Ao longo dos últimos meses, percebi que ainda não me sinto à vontade para apontar a câmera diretamente para as pessoas em São Gonçalo. Existe uma distância ética, uma hesitação justa. Não quero assumir a posição de quem chega para registrar algo sem antes criar vínculo, sem construir relação. Por isso, por enquanto, filmo do lugar onde já me sinto autorizado: da frente da minha casa.


O ponto fixo é a Rua Sempre Viva, número 1. De lá observo o dia e a noite, os ciclos, o ritmo da rua, a passagem dos vizinhos, os animais. Tento encontrar nessa repetição algo que me permita pensar o tempo, o pertencimento, o cotidiano como paisagem. O gesto de filmar não é o de extrair, mas o de acompanhar.


Quando tento me aproximar de pessoas, percebo que os enquadramentos convencionais — plano médio, plano fechado — não funcionam. Parecem forçados. Me sinto mais honesto filmando de longe, em planos gerais, em uma posição lateral à cena. Gosto quando a minha voz aparece ao fundo, em resposta a algo que acontece.

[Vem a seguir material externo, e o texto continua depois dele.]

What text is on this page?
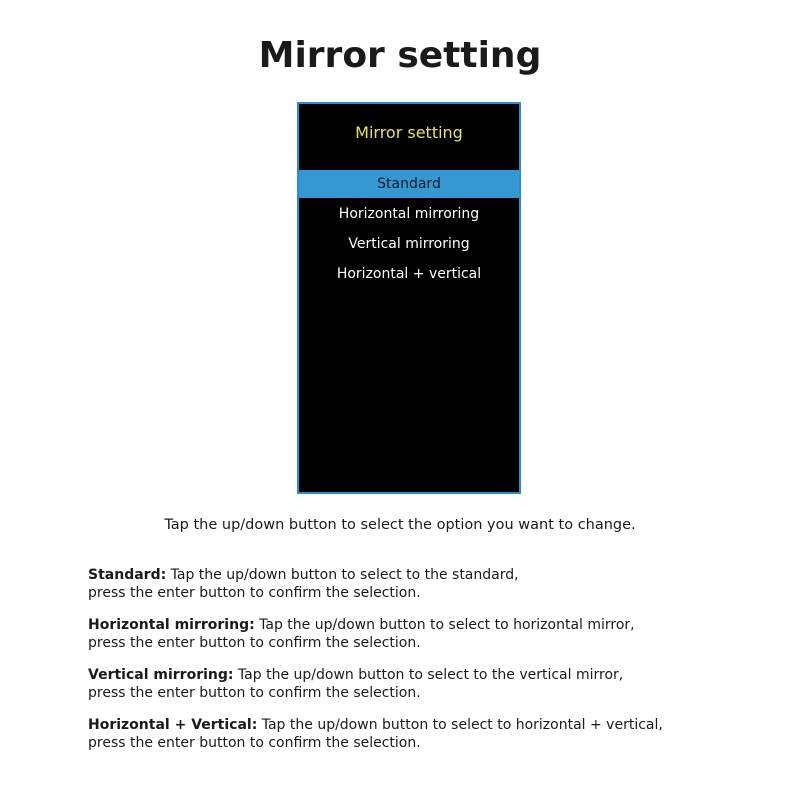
Mirror setting
Mirror setting
Standard
Horizontal mirroring
Vertical mirroring
Horizontal + vertical
Tap the up/down button to select the option you want to change.
Standard: Tap the up/down button to select to the standard,
press the enter button to confirm the selection.
Horizontal mirroring: Tap the up/down button to select to horizontal mirror,
press the enter button to confirm the selection.
Vertical mirroring: Tap the up/down button to select to the vertical mirror,
press the enter button to confirm the selection.
Horizontal + Vertical: Tap the up/down button to select to horizontal + vertical,
press the enter button to confirm the selection.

Gosto quando o encontro é provocado pela presença da câmera, mas não pelo seu uso.

Por isso, as imagens do filme seguem sendo construídas a partir de gestos mínimos. Um menino com seu cavalo na praça. Uma árvore caída no cerrado. Um cortejo que passa do lado de fora, enquanto eu ainda estou dentro. Um pássaro preso dentro de casa, tentando sair.


Essas imagens não estão isoladas. Elas compõem um modo de olhar que ainda está em formação, mas que já tem direção. A câmera se comporta como quem chega e observa — sem pressa, sem pressões. E talvez este seja o filme: não uma explicação sobre a região, mas uma presença que tenta aprender como se chega, como se escuta, como se permanece.